TLDR
- China overtakes Argentina to claim the top spot as Brazil’s largest car exporter, with 16,800 units shipped in January 2026.
- Imports from China accounted for 65% of Brazil’s total car import value in January, totaling $375 million.
- BYD’s $1 billion investment in local manufacturing underscores China’s long-term commitment to Brazil’s automotive market.
- Semi-knocked-down (SKD) assembly processes used by Chinese brands reduce production costs and boost local manufacturing efficiency.
- Brazil’s domestic automotive industry faces challenges from rising imports, with concerns over impacts on jobs and local manufacturing.
In January 2026, China overtook Argentina to become the largest exporter of vehicles to Brazil, marking a shift in regional automotive trade dynamics. Chinese vehicle imports to Brazil rose sharply to 16,800 units, compared to Argentina’s 13,400. This development reflects the growing dominance of Chinese brands in Brazil—the largest car market in South America.
Decline of Argentina’s Long-standing Dominance in Brazil
According to the SCMP, China’s success in Brazil has eroded Argentina’s long-held trade advantage in the region. Traditionally, Argentine vehicles included many Brazilian-made components, while Chinese vehicles are fully assembled, bypassing Brazil’s auto supply chain.
In January, Chinese car imports to Brazil reached $375 million, a 10-fold increase from the previous year. This surge made up 65% of Brazil’s total car import value that month.
This rise reflects China’s strategy of rapid market penetration and long-term investment in Brazil’s auto industry. Companies like [unnamed] and Great Wall Motors are leading this expansion by increasing imports while developing local production capabilities.

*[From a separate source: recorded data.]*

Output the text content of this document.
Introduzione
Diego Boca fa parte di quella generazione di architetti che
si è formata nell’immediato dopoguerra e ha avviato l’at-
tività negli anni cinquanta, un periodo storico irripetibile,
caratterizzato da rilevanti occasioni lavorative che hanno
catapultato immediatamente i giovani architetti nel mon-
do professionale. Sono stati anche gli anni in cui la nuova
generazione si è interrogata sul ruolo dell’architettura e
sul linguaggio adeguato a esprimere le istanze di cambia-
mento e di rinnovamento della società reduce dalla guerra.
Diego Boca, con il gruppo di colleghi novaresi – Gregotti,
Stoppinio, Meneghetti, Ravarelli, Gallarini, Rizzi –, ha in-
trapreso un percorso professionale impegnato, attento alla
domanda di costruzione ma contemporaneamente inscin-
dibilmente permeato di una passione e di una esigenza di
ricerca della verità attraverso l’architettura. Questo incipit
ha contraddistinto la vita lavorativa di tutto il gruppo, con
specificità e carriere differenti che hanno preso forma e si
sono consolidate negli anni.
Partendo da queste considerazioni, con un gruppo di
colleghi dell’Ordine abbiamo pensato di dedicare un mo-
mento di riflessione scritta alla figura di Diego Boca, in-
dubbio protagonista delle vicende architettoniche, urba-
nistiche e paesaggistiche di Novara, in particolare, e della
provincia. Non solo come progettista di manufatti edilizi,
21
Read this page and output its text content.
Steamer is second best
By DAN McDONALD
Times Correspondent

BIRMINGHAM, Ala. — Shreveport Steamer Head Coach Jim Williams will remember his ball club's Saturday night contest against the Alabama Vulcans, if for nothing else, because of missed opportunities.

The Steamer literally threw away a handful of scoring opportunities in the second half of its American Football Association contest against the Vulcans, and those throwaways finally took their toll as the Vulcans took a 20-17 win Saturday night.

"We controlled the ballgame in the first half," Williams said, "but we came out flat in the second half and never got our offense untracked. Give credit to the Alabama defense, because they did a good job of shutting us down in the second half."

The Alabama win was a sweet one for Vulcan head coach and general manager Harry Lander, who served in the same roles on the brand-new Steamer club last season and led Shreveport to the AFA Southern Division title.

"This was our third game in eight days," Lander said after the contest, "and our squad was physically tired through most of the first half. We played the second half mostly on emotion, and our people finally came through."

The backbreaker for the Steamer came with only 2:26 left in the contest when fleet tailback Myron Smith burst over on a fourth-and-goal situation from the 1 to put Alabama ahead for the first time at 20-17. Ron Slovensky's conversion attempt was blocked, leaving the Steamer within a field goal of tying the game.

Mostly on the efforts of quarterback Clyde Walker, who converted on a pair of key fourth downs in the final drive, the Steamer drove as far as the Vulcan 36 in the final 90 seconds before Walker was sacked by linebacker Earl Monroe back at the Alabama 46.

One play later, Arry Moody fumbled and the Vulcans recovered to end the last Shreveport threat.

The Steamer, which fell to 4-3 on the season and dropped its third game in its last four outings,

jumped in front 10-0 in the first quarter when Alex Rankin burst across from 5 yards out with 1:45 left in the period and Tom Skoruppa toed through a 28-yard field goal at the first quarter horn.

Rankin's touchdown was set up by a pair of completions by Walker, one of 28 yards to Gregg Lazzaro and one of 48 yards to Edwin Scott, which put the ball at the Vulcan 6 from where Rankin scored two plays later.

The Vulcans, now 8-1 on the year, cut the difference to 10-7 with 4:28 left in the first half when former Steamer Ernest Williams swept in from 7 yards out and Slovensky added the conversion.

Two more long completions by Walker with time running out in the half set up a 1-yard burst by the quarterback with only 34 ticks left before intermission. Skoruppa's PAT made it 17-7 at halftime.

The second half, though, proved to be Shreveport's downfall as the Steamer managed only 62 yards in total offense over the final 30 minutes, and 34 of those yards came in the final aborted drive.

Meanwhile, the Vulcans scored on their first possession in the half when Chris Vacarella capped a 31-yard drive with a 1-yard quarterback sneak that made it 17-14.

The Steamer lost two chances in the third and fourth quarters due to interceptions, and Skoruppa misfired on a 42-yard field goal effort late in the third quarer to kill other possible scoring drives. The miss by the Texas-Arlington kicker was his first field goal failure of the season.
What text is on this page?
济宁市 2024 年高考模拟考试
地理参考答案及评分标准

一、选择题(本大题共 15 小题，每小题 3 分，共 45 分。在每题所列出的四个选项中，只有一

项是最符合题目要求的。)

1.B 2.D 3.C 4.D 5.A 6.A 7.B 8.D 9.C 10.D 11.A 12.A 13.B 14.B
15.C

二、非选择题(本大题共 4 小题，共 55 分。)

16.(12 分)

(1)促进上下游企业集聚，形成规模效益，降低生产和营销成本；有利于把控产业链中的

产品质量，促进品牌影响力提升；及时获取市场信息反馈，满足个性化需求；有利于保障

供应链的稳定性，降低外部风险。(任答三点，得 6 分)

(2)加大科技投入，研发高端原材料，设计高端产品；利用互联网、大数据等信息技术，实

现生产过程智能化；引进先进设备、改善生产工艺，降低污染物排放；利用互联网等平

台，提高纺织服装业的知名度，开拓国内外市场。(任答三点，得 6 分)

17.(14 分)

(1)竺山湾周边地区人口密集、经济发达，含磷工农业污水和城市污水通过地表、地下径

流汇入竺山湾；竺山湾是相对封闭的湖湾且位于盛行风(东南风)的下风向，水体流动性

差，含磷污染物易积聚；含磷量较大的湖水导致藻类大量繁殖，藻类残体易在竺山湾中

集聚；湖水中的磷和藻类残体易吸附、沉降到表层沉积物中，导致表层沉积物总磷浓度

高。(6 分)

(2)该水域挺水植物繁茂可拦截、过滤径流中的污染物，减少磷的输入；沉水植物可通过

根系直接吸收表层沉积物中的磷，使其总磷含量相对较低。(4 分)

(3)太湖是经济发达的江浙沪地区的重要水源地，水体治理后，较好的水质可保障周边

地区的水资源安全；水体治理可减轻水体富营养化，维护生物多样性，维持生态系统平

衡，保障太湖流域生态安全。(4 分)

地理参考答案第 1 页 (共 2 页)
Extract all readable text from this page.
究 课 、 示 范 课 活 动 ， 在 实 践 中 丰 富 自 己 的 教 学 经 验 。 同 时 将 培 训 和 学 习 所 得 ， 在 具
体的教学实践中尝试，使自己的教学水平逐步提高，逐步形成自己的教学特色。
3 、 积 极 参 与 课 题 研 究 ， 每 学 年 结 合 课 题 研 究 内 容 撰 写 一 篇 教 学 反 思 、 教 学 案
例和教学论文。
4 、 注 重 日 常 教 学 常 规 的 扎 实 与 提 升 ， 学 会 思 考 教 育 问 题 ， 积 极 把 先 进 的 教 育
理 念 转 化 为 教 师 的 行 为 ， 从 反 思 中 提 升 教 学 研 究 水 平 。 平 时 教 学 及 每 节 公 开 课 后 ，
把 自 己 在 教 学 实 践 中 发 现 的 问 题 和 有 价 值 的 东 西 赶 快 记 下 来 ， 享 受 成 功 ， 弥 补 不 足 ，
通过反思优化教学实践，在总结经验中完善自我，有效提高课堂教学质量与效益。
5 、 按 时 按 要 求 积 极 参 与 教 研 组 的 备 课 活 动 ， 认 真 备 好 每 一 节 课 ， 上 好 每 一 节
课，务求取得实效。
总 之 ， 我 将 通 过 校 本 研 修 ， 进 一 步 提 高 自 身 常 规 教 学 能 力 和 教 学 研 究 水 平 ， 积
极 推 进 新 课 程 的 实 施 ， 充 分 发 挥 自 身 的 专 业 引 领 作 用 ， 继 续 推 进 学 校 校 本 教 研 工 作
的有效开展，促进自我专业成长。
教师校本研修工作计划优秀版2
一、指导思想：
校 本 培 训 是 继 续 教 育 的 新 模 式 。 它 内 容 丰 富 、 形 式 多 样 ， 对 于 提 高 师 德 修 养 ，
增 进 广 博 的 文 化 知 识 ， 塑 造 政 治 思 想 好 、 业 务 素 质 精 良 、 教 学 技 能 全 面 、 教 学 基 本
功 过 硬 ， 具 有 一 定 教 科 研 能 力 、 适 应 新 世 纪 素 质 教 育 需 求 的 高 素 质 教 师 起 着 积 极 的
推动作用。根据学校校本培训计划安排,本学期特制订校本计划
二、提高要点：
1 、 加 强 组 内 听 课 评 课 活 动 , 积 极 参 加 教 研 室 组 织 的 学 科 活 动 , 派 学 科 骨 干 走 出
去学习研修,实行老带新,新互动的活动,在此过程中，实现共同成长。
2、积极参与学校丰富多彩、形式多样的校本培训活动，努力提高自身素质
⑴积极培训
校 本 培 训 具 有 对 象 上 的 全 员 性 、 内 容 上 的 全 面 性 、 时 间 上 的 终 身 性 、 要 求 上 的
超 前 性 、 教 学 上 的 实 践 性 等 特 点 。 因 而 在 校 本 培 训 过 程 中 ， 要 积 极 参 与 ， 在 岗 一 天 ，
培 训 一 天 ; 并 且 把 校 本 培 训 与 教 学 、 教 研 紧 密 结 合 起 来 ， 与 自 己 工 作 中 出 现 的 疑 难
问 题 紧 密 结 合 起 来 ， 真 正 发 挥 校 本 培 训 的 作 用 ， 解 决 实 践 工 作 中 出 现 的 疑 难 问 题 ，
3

Chinese Automakers Invest in Local Production in Brazil
Chinese automakers are not just focusing on imports—they are also building factories in Brazil. BYD, for instance, is investing over $1 billion to convert a Ford assembly plant in Bahia to manufacture vehicles locally. This investment, part of BYD’s expansion into the Brazilian market, will help the company scale production while maintaining low costs through semi-knocked-down (SKD) assembly processes.
Chinese carmakers’ strategy in Brazil mirrors patterns seen in other global markets: after importing vehicles, they establish local production and eventually expand capacity. This method allows them to adapt to local market needs and minimize supply chain costs.
While Chinese automakers have made significant moves, Brazil’s local industry faces challenges. The Association of Brazilian Automakers (Anfavea) expressed concerns about the impact of rising imports on local manufacturing and employment.
The association argues that semi-knocked-down assembly creates fewer supply chain jobs than full manufacturing processes. However, with electrified vehicle sales in Brazil hitting a record 16.8%, Chinese automakers are capitalizing on growing demand for electric vehicles.